Aux anciennes COP, les décisions étaient fixées à 2020. Maintenant que cette date est passée (et très peu des engagements promis remplis), les dirigeants ne semblent que reporter cette date d’une décennie… ou de trois. Il n’y a aucune autre manière de faire respecter les promesses des politiciens qu’un caractère législatif et contraignant soit inclus dans les engagements signés. Mais la plupart des pays décident d’enlever ce caractère contraignant… Ce qui fait que rien ne les oblige à tenir leurs projets de réduction des GES, ou d’investissement dans les énergies durables. Si tous les plans et promesses des pays étaient respectés, le réchauffement de l’atmosphère se limiterait à 2,7 degrés… Ce qui n’est toujours pas suffisant ni près de l’objectif des 1,5 degrés estimés par les scientifiques pour limiter les dégâts que causera (et cause déjà) le changement climatique.
Et quand on sait que notre système politique est axé sur la maximisation du profit individuel au-dessus de la viabilité du futur, on comprend qu’il y a très peu de chances que ces objectifs soient vraiment tenus d’ici 2030 ou 2050. Et que, s’ils aboutissent un jour, il sera indéniablement trop tard.

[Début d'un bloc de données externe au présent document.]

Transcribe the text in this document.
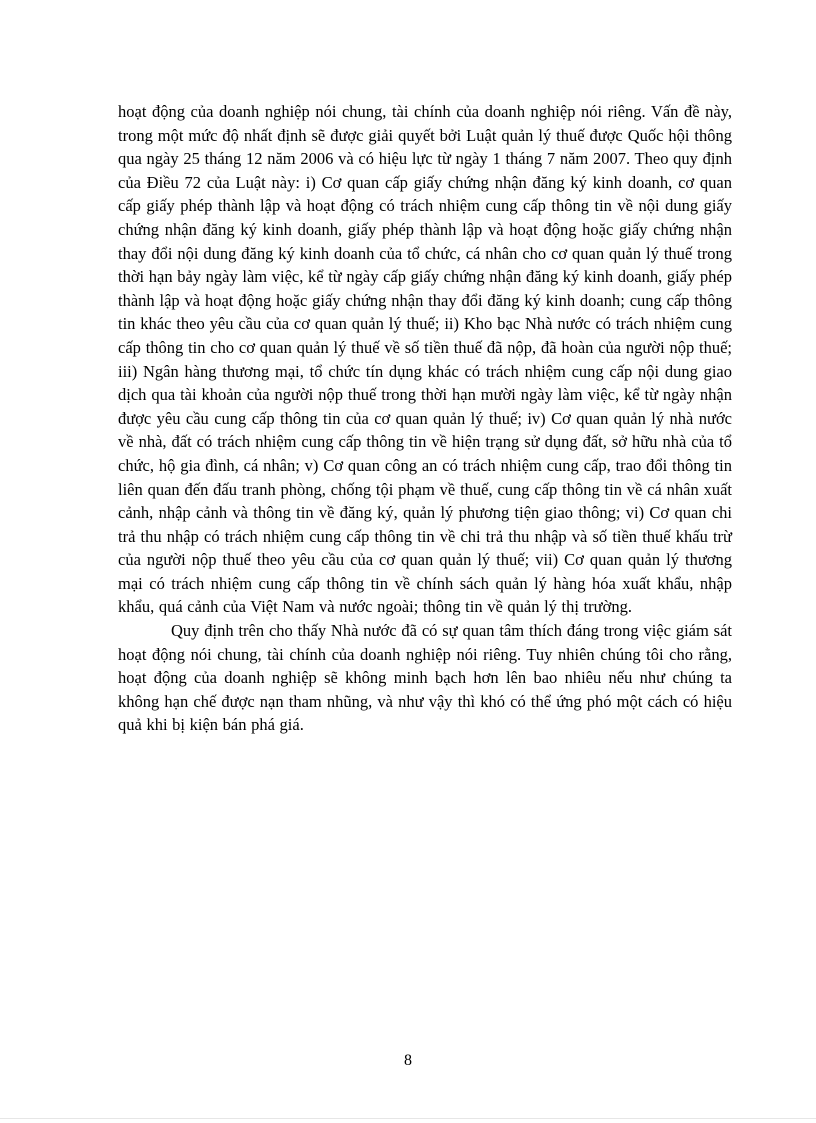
hoạt động của doanh nghiệp nói chung, tài chính của doanh nghiệp nói riêng. Vấn đề này, trong một mức độ nhất định sẽ được giải quyết bởi Luật quản lý thuế được Quốc hội thông qua ngày 25 tháng 12 năm 2006 và có hiệu lực từ ngày 1 tháng 7 năm 2007. Theo quy định của Điều 72 của Luật này: i) Cơ quan cấp giấy chứng nhận đăng ký kinh doanh, cơ quan cấp giấy phép thành lập và hoạt động có trách nhiệm cung cấp thông tin về nội dung giấy chứng nhận đăng ký kinh doanh, giấy phép thành lập và hoạt động hoặc giấy chứng nhận thay đổi nội dung đăng ký kinh doanh của tổ chức, cá nhân cho cơ quan quản lý thuế trong thời hạn bảy ngày làm việc, kể từ ngày cấp giấy chứng nhận đăng ký kinh doanh, giấy phép thành lập và hoạt động hoặc giấy chứng nhận thay đổi đăng ký kinh doanh; cung cấp thông tin khác theo yêu cầu của cơ quan quản lý thuế; ii) Kho bạc Nhà nước có trách nhiệm cung cấp thông tin cho cơ quan quản lý thuế về số tiền thuế đã nộp, đã hoàn của người nộp thuế; iii) Ngân hàng thương mại, tổ chức tín dụng khác có trách nhiệm cung cấp nội dung giao dịch qua tài khoản của người nộp thuế trong thời hạn mười ngày làm việc, kể từ ngày nhận được yêu cầu cung cấp thông tin của cơ quan quản lý thuế; iv) Cơ quan quản lý nhà nước về nhà, đất có trách nhiệm cung cấp thông tin về hiện trạng sử dụng đất, sở hữu nhà của tổ chức, hộ gia đình, cá nhân; v) Cơ quan công an có trách nhiệm cung cấp, trao đổi thông tin liên quan đến đấu tranh phòng, chống tội phạm về thuế, cung cấp thông tin về cá nhân xuất cảnh, nhập cảnh và thông tin về đăng ký, quản lý phương tiện giao thông; vi) Cơ quan chi trả thu nhập có trách nhiệm cung cấp thông tin về chi trả thu nhập và số tiền thuế khấu trừ của người nộp thuế theo yêu cầu của cơ quan quản lý thuế; vii) Cơ quan quản lý thương mại có trách nhiệm cung cấp thông tin về chính sách quản lý hàng hóa xuất khẩu, nhập khẩu, quá cảnh của Việt Nam và nước ngoài; thông tin về quản lý thị trường.

Quy định trên cho thấy Nhà nước đã có sự quan tâm thích đáng trong việc giám sát hoạt động nói chung, tài chính của doanh nghiệp nói riêng. Tuy nhiên chúng tôi cho rằng, hoạt động của doanh nghiệp sẽ không minh bạch hơn lên bao nhiêu nếu như chúng ta không hạn chế được nạn tham nhũng, và như vậy thì khó có thể ứng phó một cách có hiệu quả khi bị kiện bán phá giá.

8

Et maintenant ? Un peu d’espoir ?
Il nous reste huit ans. Huit ans pour réussir à limiter la hausse des températures à 1,5 degrés en réduisant nos émissions. Et pour y parvenir, les Etats doivent être sept fois plus ambitieux que leurs objectifs actuels. Tous les espoirs se placent maintenant dans cette année 2022, année qui s’annonce importante contre la lutte du changement climatique. C’est l’année du tant attendu nouveau rapport du GIEC (Groupe d’experts intergouvernemental sur l’évolution du climat), qui publie des évaluations climatologiques tous les six à sept ans (le dernier rapport datant de l’Accord de Paris en 2015). De nombreuses conférences très importantes axées autour du climat prendront aussi place en 2022, comme la “Semaine du climat du Moyen-Orient et d’Afrique du Nord”, la “Conférence des Nations Unies sur la biodiversité”, le “XVe Congrès forestier mondial”, la “15e Conférence des Nations Unies sur la désertification”, “Stockholm+50”, le “11e Forum urbain mondial”, et la “Conférence des Nations Unies sur les océans”.

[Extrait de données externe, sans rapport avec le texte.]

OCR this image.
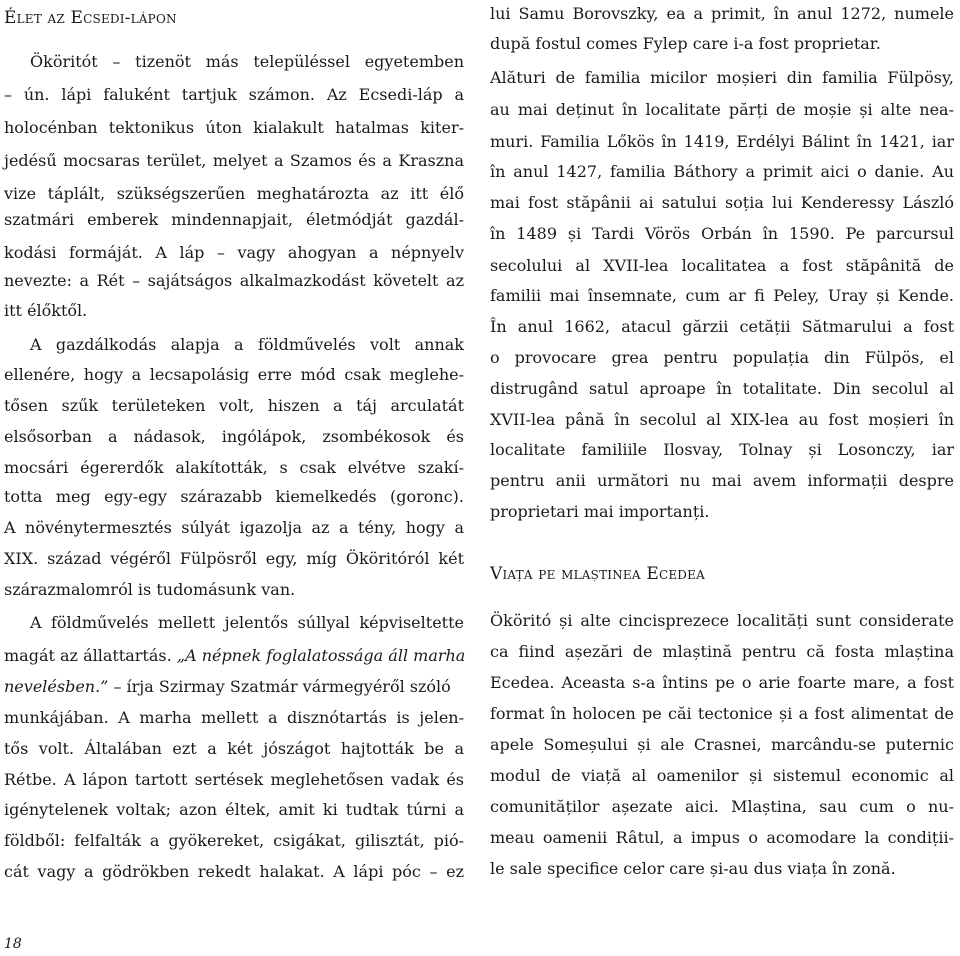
Élet az Ecsedi-lápon
Ököritót – tizenöt más településsel egyetemben
– ún. lápi faluként tartjuk számon. Az Ecsedi-láp a
holocénban tektonikus úton kialakult hatalmas kiter-
jedésű mocsaras terület, melyet a Szamos és a Kraszna
vize táplált, szükségszerűen meghatározta az itt élő
szatmári emberek mindennapjait, életmódját gazdál-
kodási formáját. A láp – vagy ahogyan a népnyelv
nevezte: a Rét – sajátságos alkalmazkodást követelt az
itt élőktől.
A gazdálkodás alapja a földművelés volt annak
ellenére, hogy a lecsapolásig erre mód csak meglehe-
tősen szűk területeken volt, hiszen a táj arculatát
elsősorban a nádasok, ingólápok, zsombékosok és
mocsári égererdők alakították, s csak elvétve szakí-
totta meg egy-egy szárazabb kiemelkedés (goronc).
A növénytermesztés súlyát igazolja az a tény, hogy a
XIX. század végéről Fülpösről egy, míg Ököritóról két
szárazmalomról is tudomásunk van.
A földművelés mellett jelentős súllyal képviseltette
magát az állattartás. „A népnek foglalatossága áll marha
nevelésben.” – írja Szirmay Szatmár vármegyéről szóló
munkájában. A marha mellett a disznótartás is jelen-
tős volt. Általában ezt a két jószágot hajtották be a
Rétbe. A lápon tartott sertések meglehetősen vadak és
igénytelenek voltak; azon éltek, amit ki tudtak túrni a
földből: felfalták a gyökereket, csigákat, gilisztát, pió-
cát vagy a gödrökben rekedt halakat. A lápi póc – ez
lui Samu Borovszky, ea a primit, în anul 1272, numele
după fostul comes Fylep care i-a fost proprietar.
Alături de familia micilor moșieri din familia Fülpösy,
au mai deținut în localitate părți de moșie și alte nea-
muri. Familia Lőkös în 1419, Erdélyi Bálint în 1421, iar
în anul 1427, familia Báthory a primit aici o danie. Au
mai fost stăpânii ai satului soția lui Kenderessy László
în 1489 și Tardi Vörös Orbán în 1590. Pe parcursul
secolului al XVII-lea localitatea a fost stăpânită de
familii mai însemnate, cum ar fi Peley, Uray și Kende.
În anul 1662, atacul gărzii cetății Sătmarului a fost
o provocare grea pentru populația din Fülpös, el
distrugând satul aproape în totalitate. Din secolul al
XVII-lea până în secolul al XIX-lea au fost moșieri în
localitate familiile Ilosvay, Tolnay și Losonczy, iar
pentru anii următori nu mai avem informații despre
proprietari mai importanți.
Viața pe mlaștinea Ecedea
Ököritó și alte cincisprezece localități sunt considerate
ca fiind așezări de mlaștină pentru că fosta mlaștina
Ecedea. Aceasta s-a întins pe o arie foarte mare, a fost
format în holocen pe căi tectonice și a fost alimentat de
apele Someșului și ale Crasnei, marcându-se puternic
modul de viață al oamenilor și sistemul economic al
comunităților așezate aici. Mlaștina, sau cum o nu-
meau oamenii Râtul, a impus o acomodare la condiții-
le sale specifice celor care și-au dus viața în zonă.
18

Et puis, bien sûr, il y aura la COP 27, en Egypte. Elle permettra de faire progresser les discussions mondiales sur le climat et de mobiliser plus de moyens d’action. Elle permettra aussi à la communauté internationale de se pencher sur la question de la vulnérabilité de l’Afrique face au changement climatique. Les espoirs sont, encore une fois, portés sur cette prochaine COP. L’histoire se répète peut-être, et cette prochaine conférence sur le climat sera probablement décevante. Il est également probable que les dirigeants mondiaux n’arriveront pas à trouver des accords assez ambitieux pour réduire de 45% nos émissions de GES d’ici 2030. Mais l’espoir existe bel et bien, aussi ténu soit-il. Il est peut-être temps de responsabiliser les Etats dans leur inaction, et de prendre des mesures efficaces, et non mises en place dans un futur lointain, mais maintenant. Car c’est ce qu’on fait de nos actions à présent qui formera le monde dans lequel nous vivrons dans le futur.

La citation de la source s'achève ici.